Além das duas funcionárias, o marido e a filha são os braços-direitos que a ajudam a manter o negócio lucrativo, mas é a dedicação ao trabalho que faz a diferença. “Trabalhamos cerca de 9 horas por dia, mas se alguém tocar à campainha à hora de jantar, como acontece várias vezes, vamos atender o cliente”, sublinha.
Helena diz que sempre gostou de passar serões na cozinha, paixão que herdou da sua avó paterna. Recorda que a outra avó fazia bolos com recurso a um fogareiro a petróleo numa época em que ainda não existiam fogões. “As formas tinham um buraco e uma peça preta por baixo e era cozido em lume brando. A caneca era a medida que se utilizava para juntar os ingredientes. Era tudo muito simples, comparado com os dias de hoje, mas os sabores eram incríveis”, lembra com saudade.
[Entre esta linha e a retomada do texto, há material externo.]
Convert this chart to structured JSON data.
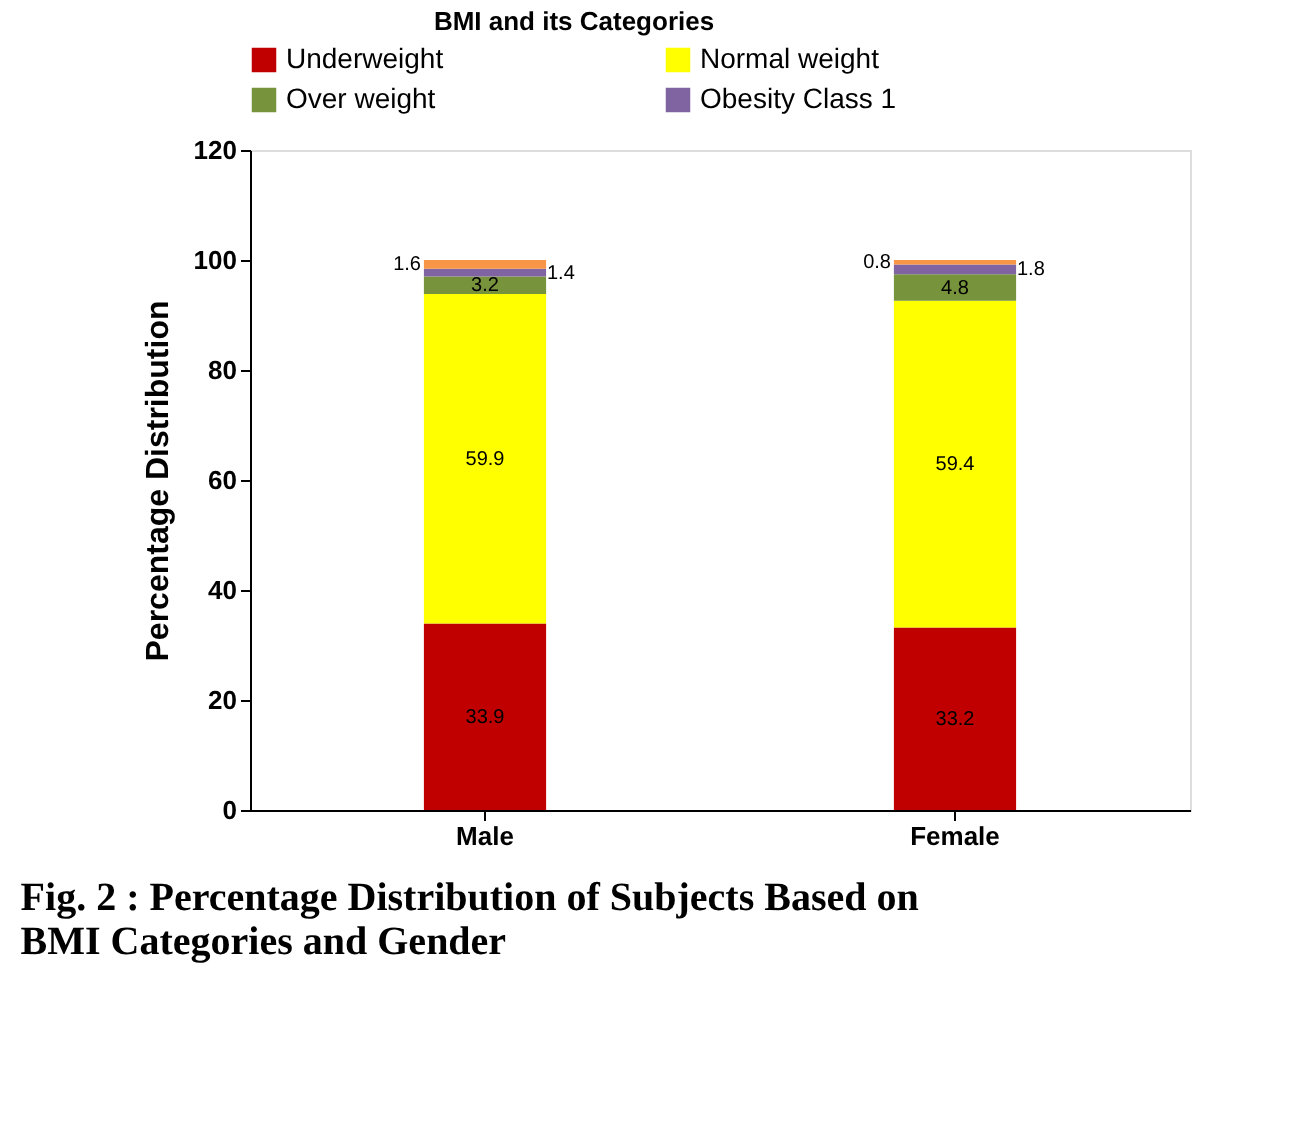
{
  "chart_data": {
    "type": "bar",
    "stacked": true,
    "legend_title": "BMI and its Categories",
    "ylabel": "Percentage Distribution",
    "categories": [
      "Male",
      "Female"
    ],
    "series": [
      {
        "name": "Underweight",
        "color": "#c00000",
        "values": [
          33.9,
          33.2
        ]
      },
      {
        "name": "Normal weight",
        "color": "#ffff00",
        "values": [
          59.9,
          59.4
        ]
      },
      {
        "name": "Over weight",
        "color": "#77933c",
        "values": [
          3.2,
          4.8
        ]
      },
      {
        "name": "Obesity Class 1",
        "color": "#8064a2",
        "values": [
          1.4,
          1.8
        ]
      },
      {
        "color": "#f79646",
        "values": [
          1.6,
          0.8
        ]
      }
    ],
    "ylim": [
      0,
      120
    ],
    "yticks": [
      0,
      20,
      40,
      60,
      80,
      100,
      120
    ],
    "grid": false,
    "legend": "top",
    "data_labels": true,
    "annotations": [
      "Fig. 2 :   Percentage Distribution of Subjects Based on BMI Categories and Gender"
    ]
  }
}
Helena Inácio afirma que aprendeu a ser pasteleira colocando as mãos na massa. Baseia-se em receitas já existentes, mas o toque final tem de ser sempre seu. Embora a pandemia esteja a afectar a maioria dos pequenos negócios, Helena diz que as encomendas continuam a ser muitas porque foi fidelizando clientes ao longo dos anos. “Ter uma empresa familiar ajuda na relação com o cliente. A confiança na qualidade do produto é a alma do negócio”, vinca.

“Doces da Aldeia” em Rio Maior é uma grande família
Joaquim Mendes tem 72 anos e é empresário há mais de quatro décadas. A sua empresa, “Doces da Aldeia”, teve quebras de 90% devido à pandemia de Covid-19. A fábrica, situada na Zona Industrial de Rio Maior, trabalhou três meses em 2020 e os cerca de 30 funcionários recomeçaram a laborar há cerca de duas semanas. Tiveram de ir para lay-off e houve momentos em que Joaquim Mendes pensou que o negócio não iria resistir. Apesar da situação actual estar muito longe de ser a melhor o empresário acredita que o pior já passou.
No entanto, não esconde a revolta e critica os deputados eleitos pelo círculo de Santarém à Assembleia da República, por defenderem os interesses dos partidos e não os interesses dos empresários que precisam de ajuda. “Custa-me ver que os deputados do distrito não têm a coragem de bater o pé e dizer o que se passa na Assembleia da República. Não houve um deputado do partido do Governo a perguntar o que se passa connosco. O Governo promete milhões mas depois coloca-nos a todos no mesmo saco. Qualquer ajuda financeira é bem-vinda, mas para as quebras que tivemos recebemos apenas migalhas”, lamenta, Joaquim Mendes.
O empresário, que iniciou a sua vida profissional na empresa Carnes Nobre, decidiu, nos anos 80, nunca mais trabalhar por conta de outrem e abriu um armazém de produtos alimentares. Com a expansão dos hipermercados em Portugal voltou-se para o ramo da pastelaria. A sua esposa, Maria de Jesus, confeccionava os doces depois de regressar do seu emprego e Joaquim ia vendê-los aos restaurantes. O empresário recorda que, no distrito de Santarém, a sua empresa foi pioneira na venda de doces em taça em dose individual. Inicialmente os restaurantes não estavam muito receptivos à ideia, mas com persistência conseguiu e o projecto revelou-se um sucesso.
Foi nessa altura que o negócio começou a expandir-se e deixaram a cave da casa onde viviam, transformada em armazém e adaptada para fabrico, e mudaram-se para as instalações na zona industrial. O empresário afirma que o sucesso da sua empresa deve-se à qualidade dos produtos e ao facto de continuarem a confeccionar grande parte dos doces de forma tradicional. O esforço da equipa de trabalho tem permitido aumentar os números ao nível da exportação, factor que tem sido determinante para o reequilíbrio da empresa.
A “Doces da Aldeia” vende todo o tipo de sobremesas e tartes e os principais clientes são restaurantes e hipermercados. Embora a empresa tenha uma dimensão considerável, Joaquim Mendes continua a manter o seu carácter familiar. Prova disso são os seus filhos, Gonçalo e Duarte Santos, que já seguem os passos do pai na administração da empresa.